Dortmunds radikaler Kaderumbruch: Warum Brandt, Süle und Özcan gehen müssen
Irmtrud BolzmannDortmunds radikaler Kaderumbruch: Warum Brandt, Süle und Özcan gehen müssen
Borussia Dortmund steht vor einem tiefgreifenden Umbruch in seinem Kader diesen Sommer. Der Verein hat entschieden, die Verträge von Julian Brandt, Niklas Süle und Salih Özcan nicht zu verlängern – alle drei werden den Klub nach Ablauf ihrer Verträge verlassen. Unterdessen läuft die Vertragsverhandlung mit Emre Can, der sich von einem schweren Kreuzbandriss erholt, noch.
Dieser Schritt markiert einen Wendepunkt für den BVB, der seit Langem Stabilität und sorgfältige Planung über riskante Transferausgaben stellt.

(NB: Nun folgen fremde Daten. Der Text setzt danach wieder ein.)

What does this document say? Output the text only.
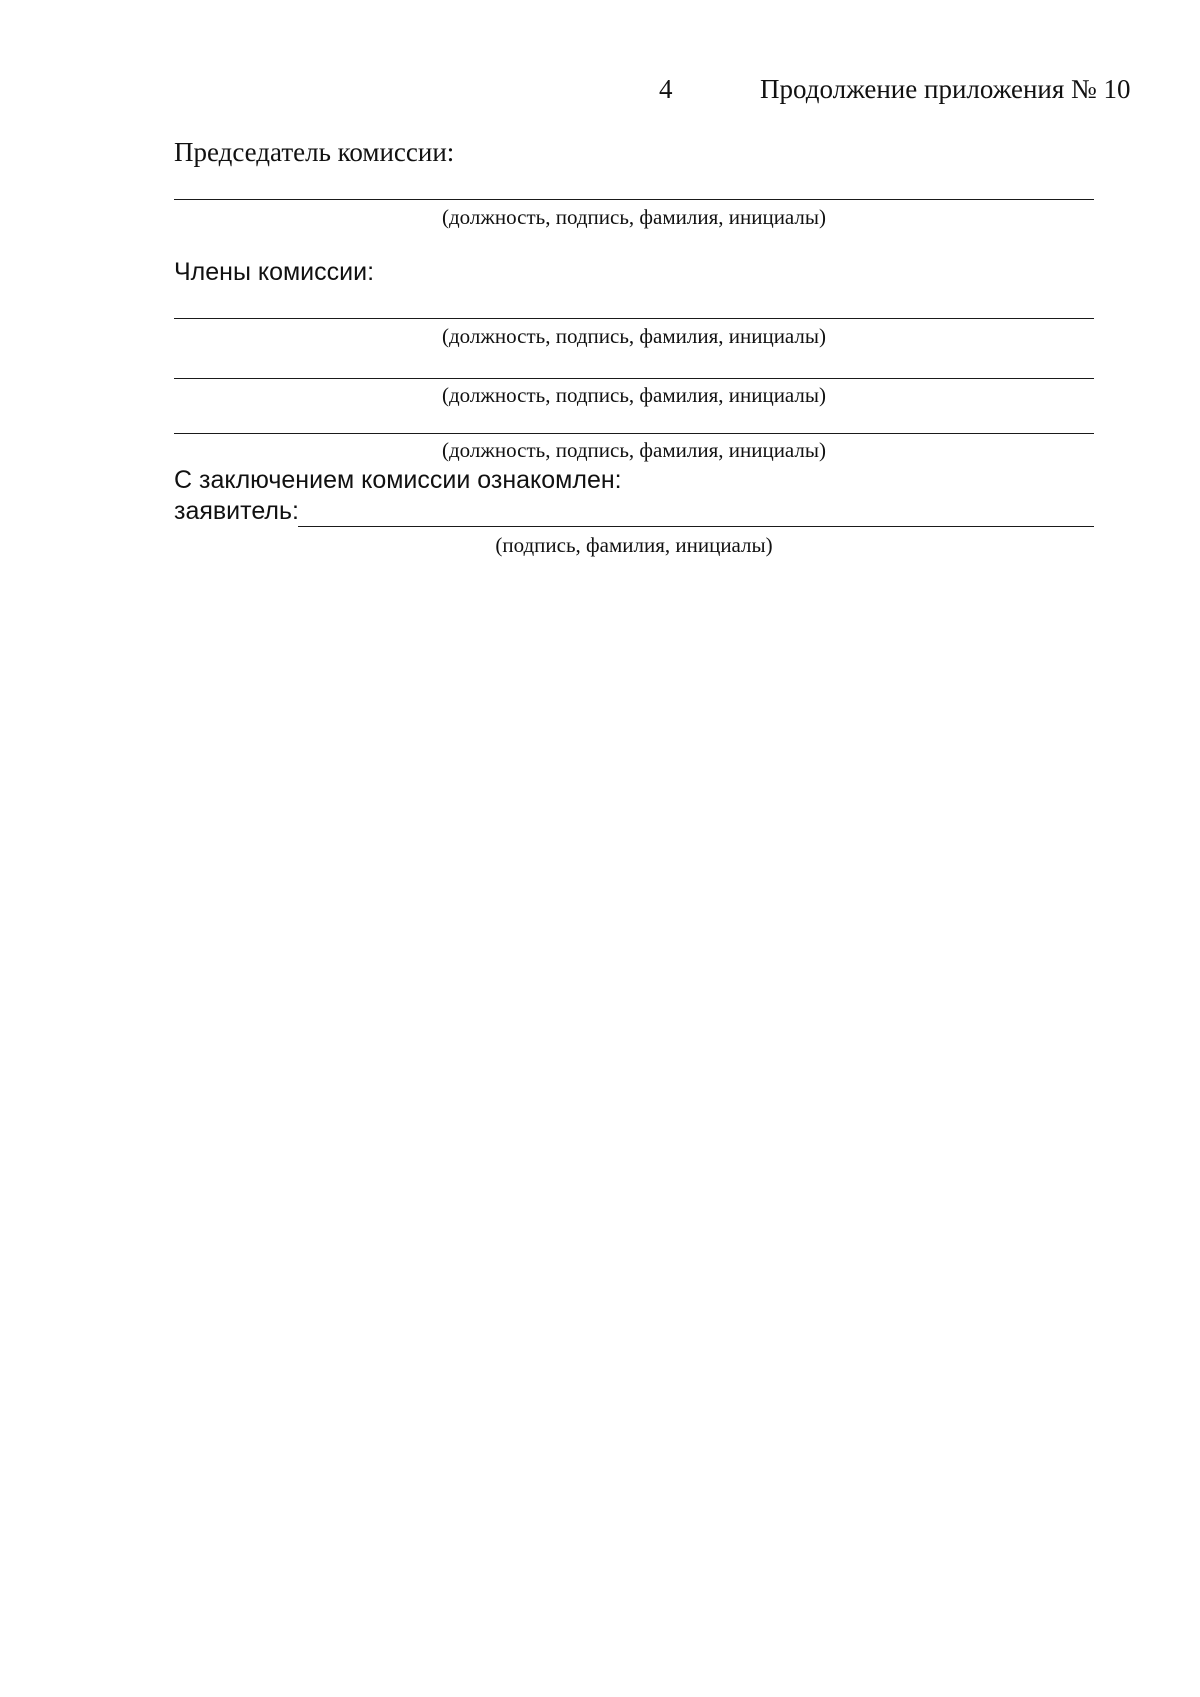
4	Продолжение приложения № 10
Председатель комиссии:
(должность, подпись, фамилия, инициалы)
Члены комиссии:
(должность, подпись, фамилия, инициалы)
(должность, подпись, фамилия, инициалы)
(должность, подпись, фамилия, инициалы)
С заключением комиссии ознакомлен:
заявитель:
(подпись, фамилия, инициалы)
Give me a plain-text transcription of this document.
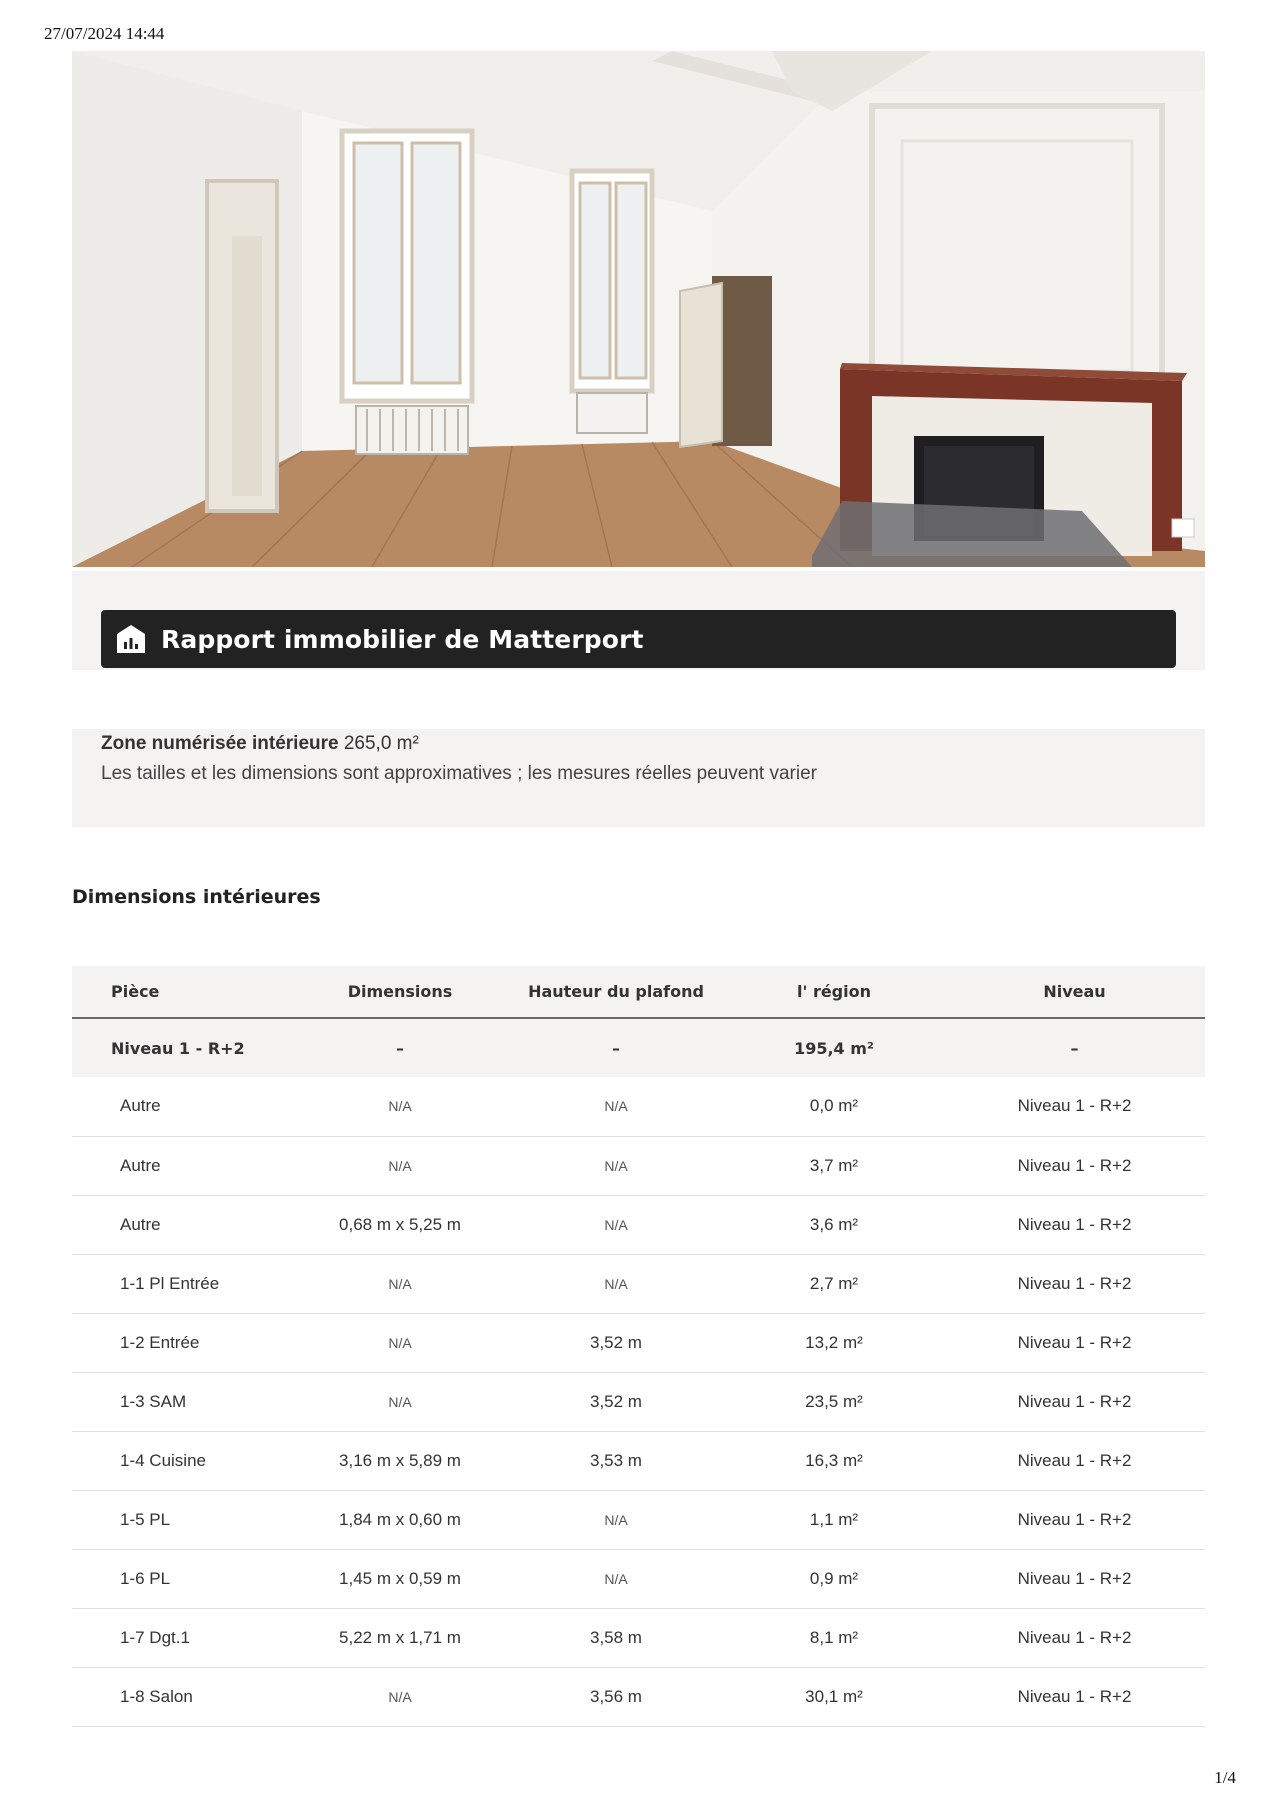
27/07/2024 14:44
Rapport immobilier de Matterport
Zone numérisée intérieure 265,0 m²
Les tailles et les dimensions sont approximatives ; les mesures réelles peuvent varier
Dimensions intérieures
Pièce	Dimensions	Hauteur du plafond	l' région	Niveau
Niveau 1 - R+2	–	–	195,4 m²	–
Autre	N/A	N/A	0,0 m²	Niveau 1 - R+2
Autre	N/A	N/A	3,7 m²	Niveau 1 - R+2
Autre	0,68 m x 5,25 m	N/A	3,6 m²	Niveau 1 - R+2
1-1 Pl Entrée	N/A	N/A	2,7 m²	Niveau 1 - R+2
1-2 Entrée	N/A	3,52 m	13,2 m²	Niveau 1 - R+2
1-3 SAM	N/A	3,52 m	23,5 m²	Niveau 1 - R+2
1-4 Cuisine	3,16 m x 5,89 m	3,53 m	16,3 m²	Niveau 1 - R+2
1-5 PL	1,84 m x 0,60 m	N/A	1,1 m²	Niveau 1 - R+2
1-6 PL	1,45 m x 0,59 m	N/A	0,9 m²	Niveau 1 - R+2
1-7 Dgt.1	5,22 m x 1,71 m	3,58 m	8,1 m²	Niveau 1 - R+2
1-8 Salon	N/A	3,56 m	30,1 m²	Niveau 1 - R+2
1/4
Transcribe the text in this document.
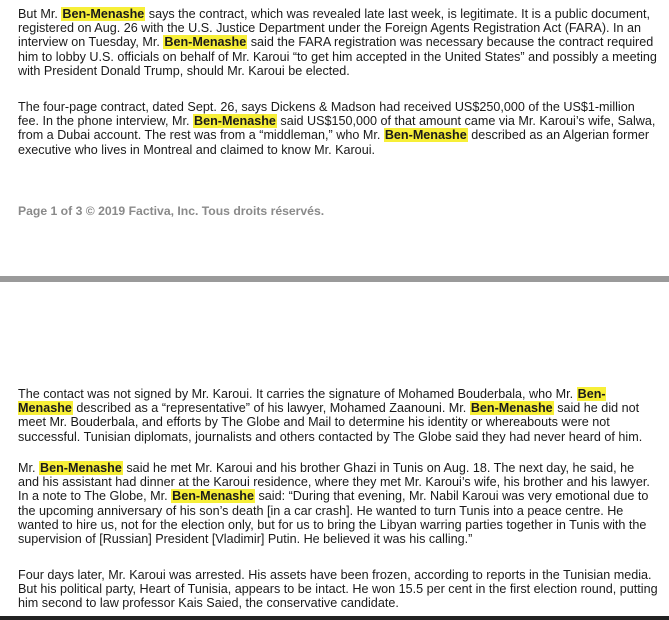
But Mr. Ben-Menashe says the contract, which was revealed late last week, is legitimate. It is a public document, registered on Aug. 26 with the U.S. Justice Department under the Foreign Agents Registration Act (FARA). In an interview on Tuesday, Mr. Ben-Menashe said the FARA registration was necessary because the contract required him to lobby U.S. officials on behalf of Mr. Karoui “to get him accepted in the United States” and possibly a meeting with President Donald Trump, should Mr. Karoui be elected.

The four-page contract, dated Sept. 26, says Dickens & Madson had received US$250,000 of the US$1-million fee. In the phone interview, Mr. Ben-Menashe said US$150,000 of that amount came via Mr. Karoui’s wife, Salwa, from a Dubai account. The rest was from a “middleman,” who Mr. Ben-Menashe described as an Algerian former executive who lives in Montreal and claimed to know Mr. Karoui.

Page 1 of 3 © 2019 Factiva, Inc. Tous droits réservés.

The contact was not signed by Mr. Karoui. It carries the signature of Mohamed Bouderbala, who Mr. Ben-Menashe described as a “representative” of his lawyer, Mohamed Zaanouni. Mr. Ben-Menashe said he did not meet Mr. Bouderbala, and efforts by The Globe and Mail to determine his identity or whereabouts were not successful. Tunisian diplomats, journalists and others contacted by The Globe said they had never heard of him.

Mr. Ben-Menashe said he met Mr. Karoui and his brother Ghazi in Tunis on Aug. 18. The next day, he said, he and his assistant had dinner at the Karoui residence, where they met Mr. Karoui’s wife, his brother and his lawyer. In a note to The Globe, Mr. Ben-Menashe said: “During that evening, Mr. Nabil Karoui was very emotional due to the upcoming anniversary of his son’s death [in a car crash]. He wanted to turn Tunis into a peace centre. He wanted to hire us, not for the election only, but for us to bring the Libyan warring parties together in Tunis with the supervision of [Russian] President [Vladimir] Putin. He believed it was his calling.”

Four days later, Mr. Karoui was arrested. His assets have been frozen, according to reports in the Tunisian media. But his political party, Heart of Tunisia, appears to be intact. He won 15.5 per cent in the first election round, putting him second to law professor Kais Saied, the conservative candidate.
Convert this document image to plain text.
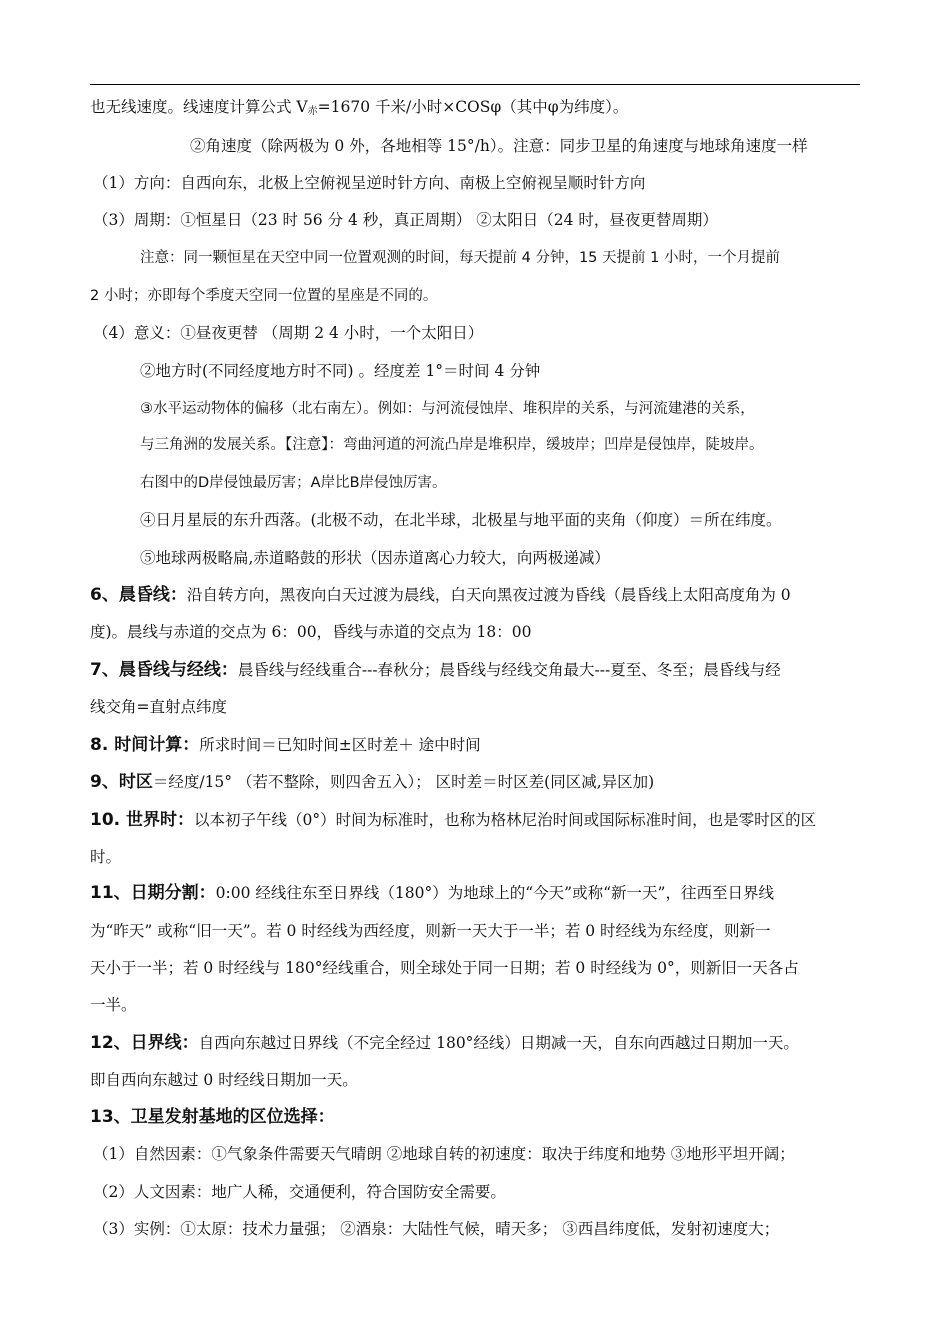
也无线速度。线速度计算公式 $V_赤=1670$ 千米/小时×COSφ（其中φ为纬度）。
②角速度（除两极为 0 外，各地相等 15°/h）。注意：同步卫星的角速度与地球角速度一样
（1）方向：自西向东，北极上空俯视呈逆时针方向、南极上空俯视呈顺时针方向
（3）周期：①恒星日（23 时 56 分 4 秒，真正周期） ②太阳日（24 时，昼夜更替周期）
注意：同一颗恒星在天空中同一位置观测的时间，每天提前 4 分钟，15 天提前 1 小时，一个月提前
2 小时；亦即每个季度天空同一位置的星座是不同的。
（4）意义：①昼夜更替 （周期 2 4 小时，一个太阳日）
②地方时(不同经度地方时不同) 。经度差 1°＝时间 4 分钟
③水平运动物体的偏移（北右南左）。例如：与河流侵蚀岸、堆积岸的关系，与河流建港的关系，
与三角洲的发展关系。【注意】：弯曲河道的河流凸岸是堆积岸，缓坡岸；凹岸是侵蚀岸，陡坡岸。
右图中的D岸侵蚀最厉害；A岸比B岸侵蚀厉害。
④日月星辰的东升西落。(北极不动，在北半球，北极星与地平面的夹角（仰度）＝所在纬度。
⑤地球两极略扁,赤道略鼓的形状（因赤道离心力较大，向两极递减）
6、晨昏线：沿自转方向，黑夜向白天过渡为晨线，白天向黑夜过渡为昏线（晨昏线上太阳高度角为 0
度)。晨线与赤道的交点为 6：00，昏线与赤道的交点为 18：00
7、晨昏线与经线：晨昏线与经线重合---春秋分；晨昏线与经线交角最大---夏至、冬至；晨昏线与经
线交角=直射点纬度
8. 时间计算：所求时间＝已知时间±区时差＋ 途中时间
9、时区＝经度/15° （若不整除，则四舍五入）； 区时差＝时区差(同区减,异区加)
10. 世界时：以本初子午线（0°）时间为标准时，也称为格林尼治时间或国际标准时间，也是零时区的区
时。
11、日期分割：0:00 经线往东至日界线（180°）为地球上的“今天”或称“新一天”，往西至日界线
为“昨天” 或称“旧一天”。若 0 时经线为西经度，则新一天大于一半；若 0 时经线为东经度，则新一
天小于一半；若 0 时经线与 180°经线重合，则全球处于同一日期；若 0 时经线为 0°，则新旧一天各占
一半。
12、日界线：自西向东越过日界线（不完全经过 180°经线）日期减一天，自东向西越过日期加一天。
即自西向东越过 0 时经线日期加一天。
13、卫星发射基地的区位选择：
（1）自然因素：①气象条件需要天气晴朗 ②地球自转的初速度：取决于纬度和地势 ③地形平坦开阔；
（2）人文因素：地广人稀，交通便利，符合国防安全需要。
（3）实例：①太原：技术力量强； ②酒泉：大陆性气候，晴天多； ③西昌纬度低，发射初速度大；
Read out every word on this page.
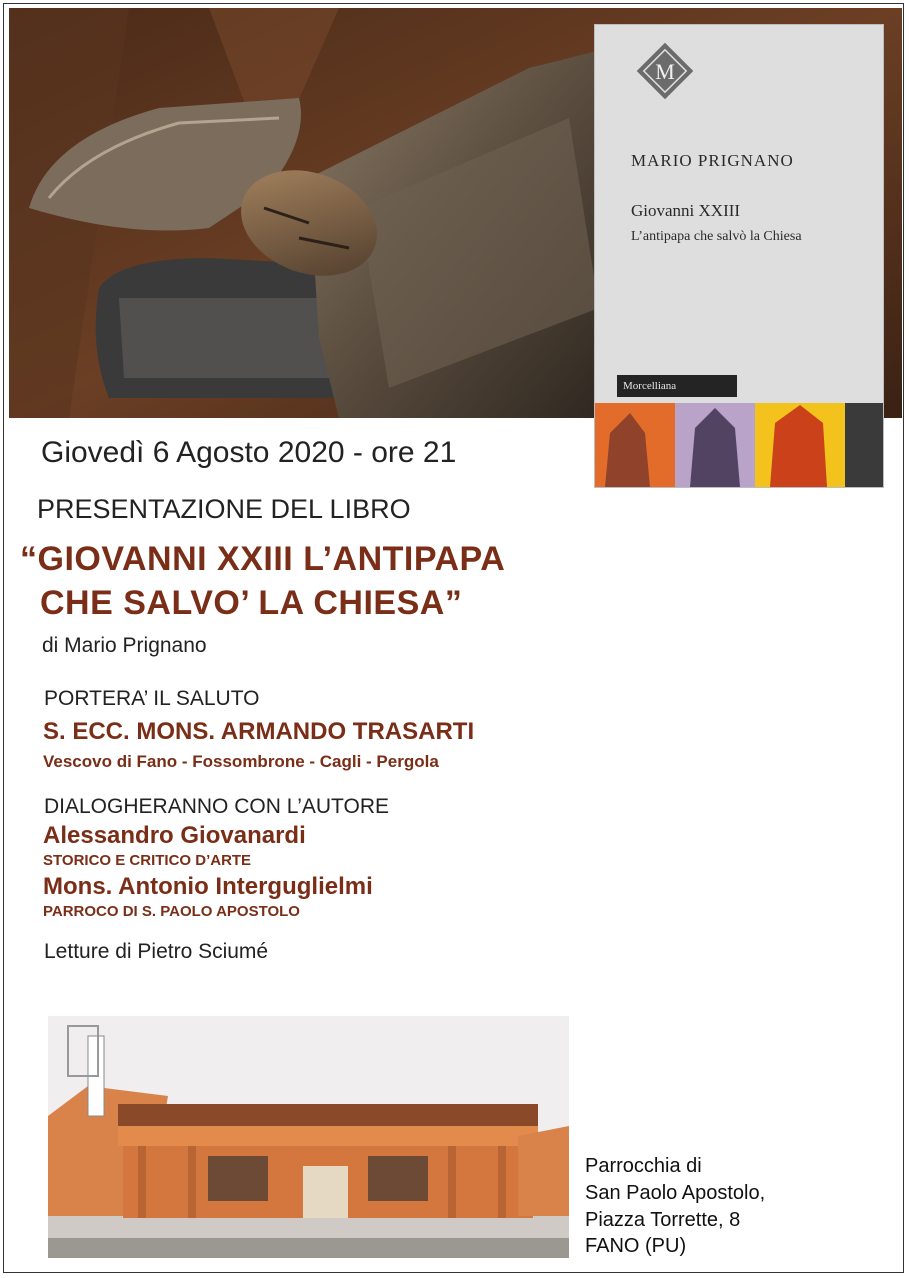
M
MARIO PRIGNANO
Giovanni XXIII
L’antipapa che salvò la Chiesa
Morcelliana
Giovedì 6 Agosto 2020 - ore 21
PRESENTAZIONE DEL LIBRO
“GIOVANNI XXIII L’ANTIPAPA
CHE SALVO’ LA CHIESA”
di Mario Prignano
PORTERA’ IL SALUTO
S. ECC. MONS. ARMANDO TRASARTI
Vescovo di Fano - Fossombrone - Cagli - Pergola
DIALOGHERANNO CON L’AUTORE
Alessandro Giovanardi
STORICO E CRITICO D’ARTE
Mons. Antonio Interguglielmi
PARROCO DI S. PAOLO APOSTOLO
Letture di Pietro Sciumé
Parrocchia di
San Paolo Apostolo,
Piazza Torrette, 8
FANO (PU)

Die Abgänge von Brandt und Süle unterstreichen Dortmunds zurückhaltende Herangehensweise bei Vertragsverhandlungen. Anders als Konkurrenten wie der FC Bayern München oder RB Leipzig meidet der Verein teure Bieterduelle. Stattdessen setzt er auf langfristige Strategien und die Bewahrung der Klubkultur – selbst wenn das bedeutet, Leistungsträger zu verlieren.
Kritiker werfen Dortmund oft vor, in der Kaderplanung zu zögerlich zu agieren. Manche bemängeln, der Verein warte zu lange mit entscheidenden Schritten. Doch Carsten Cramer, Sprecher der Geschäftsführung, bleibt zuversichtlich. Er sieht in den aktuellen Veränderungen Chancen statt Rückschläge und betont mutiges, zukunftsorientiertes Handeln.
Trotz der Abgänge hält der BVB an Erfahrung fest: Emre Can, dessen Vertrag ebenfalls in dieser Saison ausläuft, steht vor einer Vertragsverlängerung. Die Bereitschaft, mit dem verletzten Mittelfeldspieler zu verhandeln, zeigt die Treue des Vereins zu Spielern, die in seine langfristige Vision passen.
Der Sommer bringt den Abschied von drei etablierten Namen, doch die Grundausrichtung bleibt unverändert. Durch die Balance aus finanzieller Umsicht und gezielter Personalpolitik steuert Dortmund weiter durch die Herausforderungen des modernen Fußballs. Jetzt rückt in den Fokus, wie neue Möglichkeiten die Zukunft des Teams unter Cramers Führung prägen werden.